Palavras-chave: Arte; Memória; Gênero;
Já existem, atualmente, muitos e significativos trabalhos que dão conta de aspectos
importantes da história de Roraima. Produzidos na esteira da renovação historiográfica e da
expansão dos programas de pós-graduação no Brasil desde fins do século XX, tais pesquisas
são peças importantes que, ao tratar da formação da atual sociedade roraimense, descortinam
o necessário contexto em que se deve inserir a leitura das manifestações artísticas que são
produto dessa mesma sociedade. É com base nessa premissa que faço aqui um esforço no
sentido de construir, com dados dessa produção historiográfica, geográfica, antropológica e
sociológica, um texto que se assemelhe ao mosaico ou à colcha de retalhos: feito de
fragmentos que, juntos, pretendem traçar um panorama – ainda que precário, devido ao
espaço reduzido desse tipo de comunicação – que nos auxilie e dê pistas para propor
determinada leitura e interpretação da obra da artista plástica indígena Carmézia Emiliano.
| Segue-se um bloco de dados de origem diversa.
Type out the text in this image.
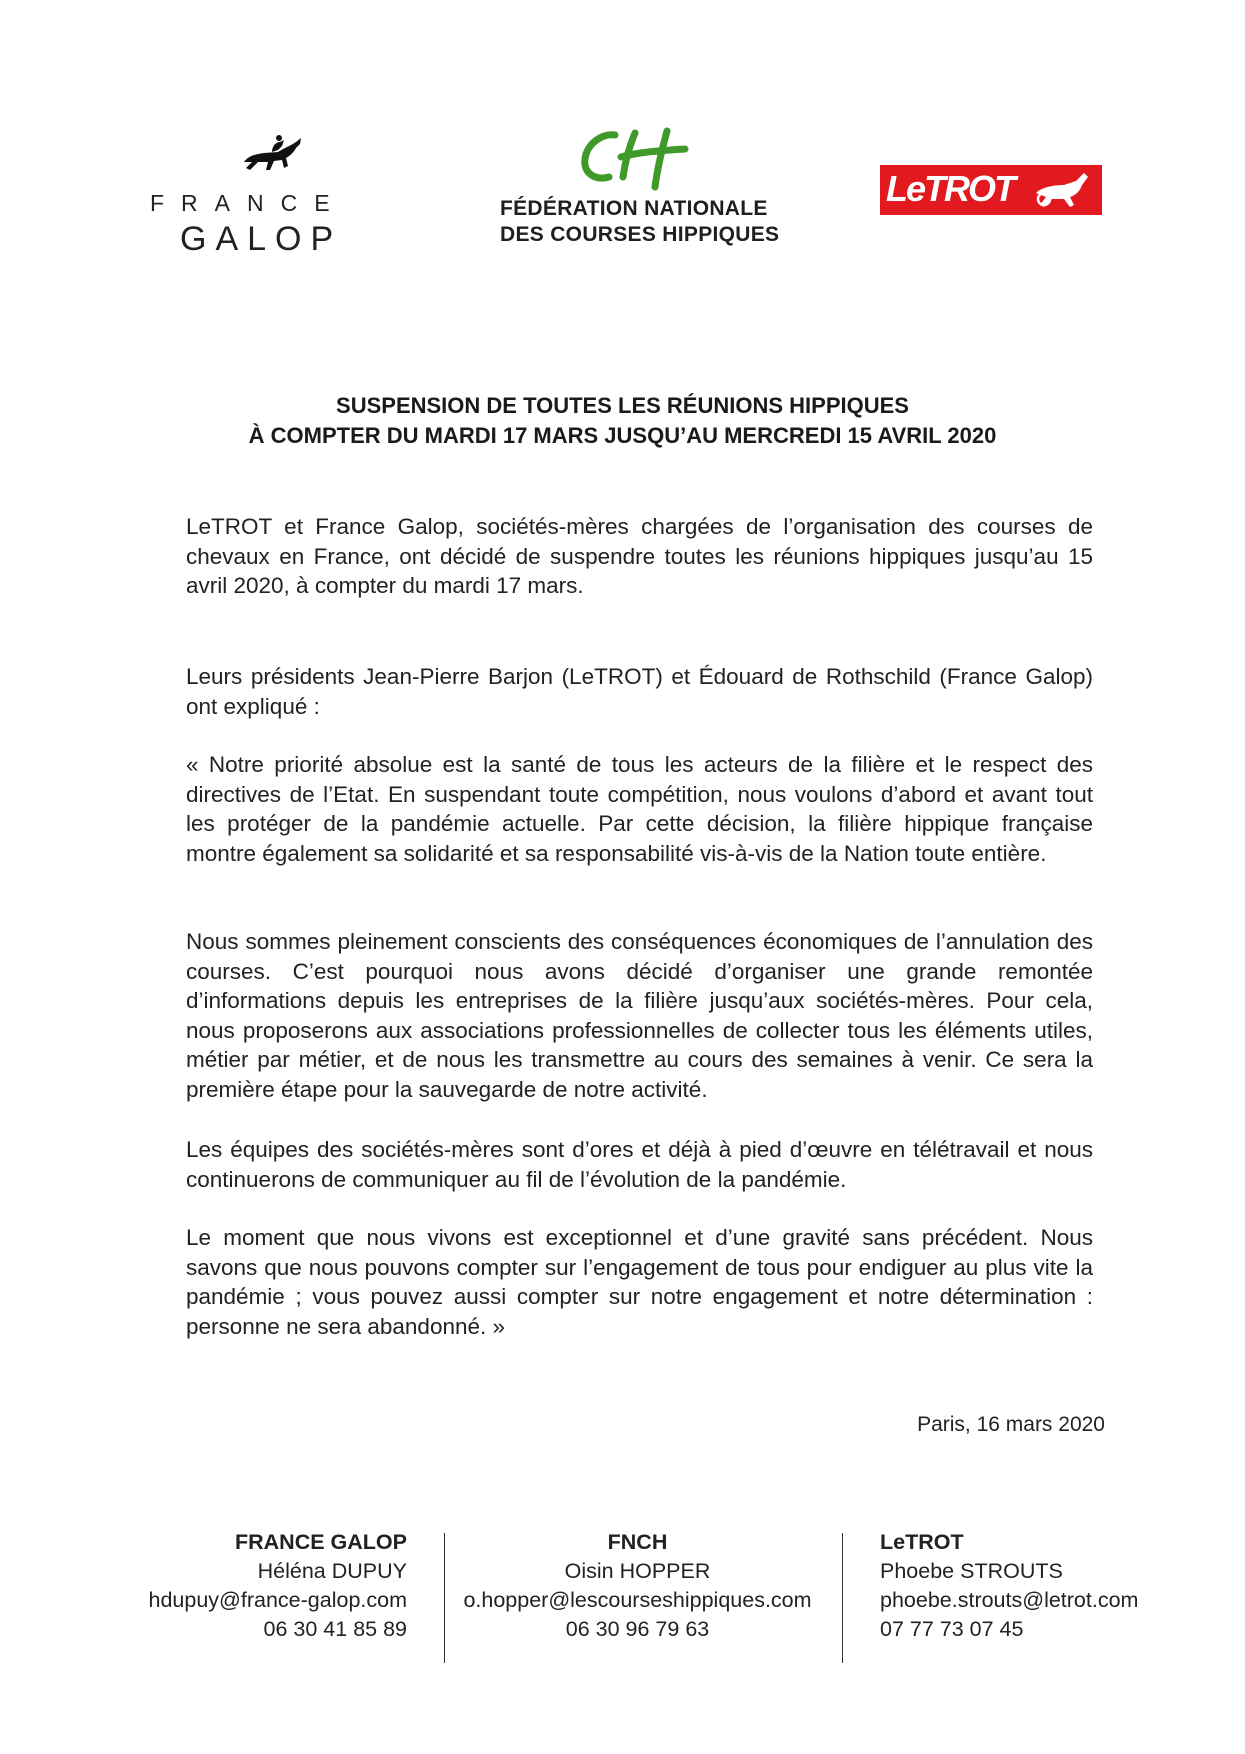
FRANCE
GALOP
FÉDÉRATION NATIONALE
DES COURSES HIPPIQUES
LeTROT
SUSPENSION DE TOUTES LES RÉUNIONS HIPPIQUES
À COMPTER DU MARDI 17 MARS JUSQU’AU MERCREDI 15 AVRIL 2020
LeTROT et France Galop, sociétés-mères chargées de l’organisation des courses de chevaux en France, ont décidé de suspendre toutes les réunions hippiques jusqu’au 15 avril 2020, à compter du mardi 17 mars.
Leurs présidents Jean-Pierre Barjon (LeTROT) et Édouard de Rothschild (France Galop) ont expliqué :
« Notre priorité absolue est la santé de tous les acteurs de la filière et le respect des directives de l’Etat. En suspendant toute compétition, nous voulons d’abord et avant tout les protéger de la pandémie actuelle. Par cette décision, la filière hippique française montre également sa solidarité et sa responsabilité vis-à-vis de la Nation toute entière.
Nous sommes pleinement conscients des conséquences économiques de l’annulation des courses. C’est pourquoi nous avons décidé d’organiser une grande remontée d’informations depuis les entreprises de la filière jusqu’aux sociétés-mères. Pour cela, nous proposerons aux associations professionnelles de collecter tous les éléments utiles, métier par métier, et de nous les transmettre au cours des semaines à venir. Ce sera la première étape pour la sauvegarde de notre activité.
Les équipes des sociétés-mères sont d’ores et déjà à pied d’œuvre en télétravail et nous continuerons de communiquer au fil de l’évolution de la pandémie.
Le moment que nous vivons est exceptionnel et d’une gravité sans précédent. Nous savons que nous pouvons compter sur l’engagement de tous pour endiguer au plus vite la pandémie ; vous pouvez aussi compter sur notre engagement et notre détermination : personne ne sera abandonné. »
Paris, 16 mars 2020
FRANCE GALOP
Héléna DUPUY
hdupuy@france-galop.com
06 30 41 85 89
FNCH
Oisin HOPPER
o.hopper@lescourseshippiques.com
06 30 96 79 63
LeTROT
Phoebe STROUTS
phoebe.strouts@letrot.com
07 77 73 07 45
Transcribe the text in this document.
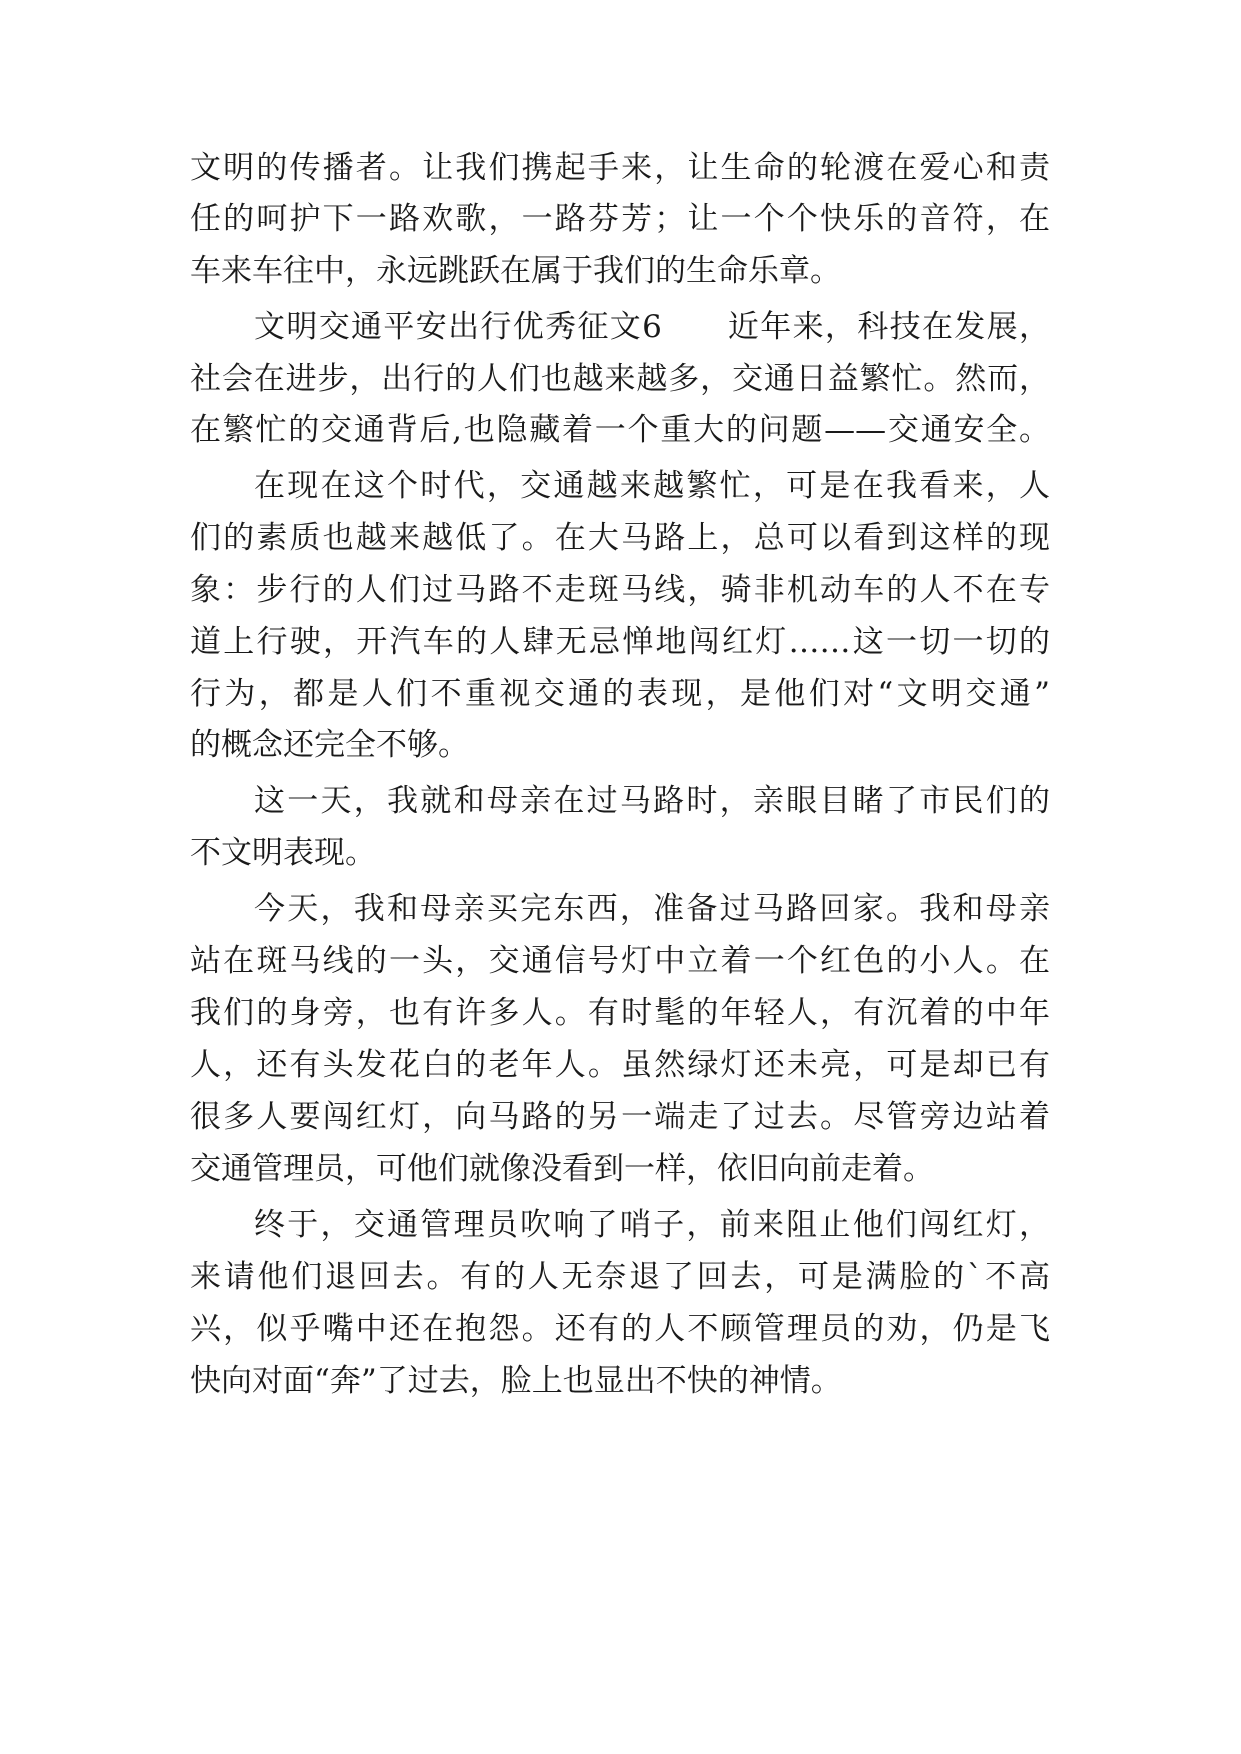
文明的传播者。让我们携起手来，让生命的轮渡在爱心和责
任的呵护下一路欢歌，一路芬芳；让一个个快乐的音符，在
车来车往中，永远跳跃在属于我们的生命乐章。
文明交通平安出行优秀征文6　　近年来，科技在发展，
社会在进步，出行的人们也越来越多，交通日益繁忙。然而，
在繁忙的交通背后,也隐藏着一个重大的问题——交通安全。
在现在这个时代，交通越来越繁忙，可是在我看来，人
们的素质也越来越低了。在大马路上，总可以看到这样的现
象：步行的人们过马路不走斑马线，骑非机动车的人不在专
道上行驶，开汽车的人肆无忌惮地闯红灯……这一切一切的
行为，都是人们不重视交通的表现，是他们对“文明交通”
的概念还完全不够。
这一天，我就和母亲在过马路时，亲眼目睹了市民们的
不文明表现。
今天，我和母亲买完东西，准备过马路回家。我和母亲
站在斑马线的一头，交通信号灯中立着一个红色的小人。在
我们的身旁，也有许多人。有时髦的年轻人，有沉着的中年
人，还有头发花白的老年人。虽然绿灯还未亮，可是却已有
很多人要闯红灯，向马路的另一端走了过去。尽管旁边站着
交通管理员，可他们就像没看到一样，依旧向前走着。
终于，交通管理员吹响了哨子，前来阻止他们闯红灯，
来请他们退回去。有的人无奈退了回去，可是满脸的`不高
兴，似乎嘴中还在抱怨。还有的人不顾管理员的劝，仍是飞
快向对面“奔”了过去，脸上也显出不快的神情。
A história da ocupação indígena no extremo norte brasileiro, onde hoje se situa o
estado de Roraima, remonta a tempos imemoriais. Os levantamentos antropológicos,
históricos e arqueológicos apontam para a antiquíssima presença de povos de diferentes
etnias, pertencentes a pelo menos dois grandes troncos linguísticos distintos (caribe e aruaque)
muito antes da chegada dos europeus. Praticando a pesca, a caça, a coleta, a agricultura
1 Mestre em História Social. Docente da Universidade Federal de Roraima. Email: [[email protected]]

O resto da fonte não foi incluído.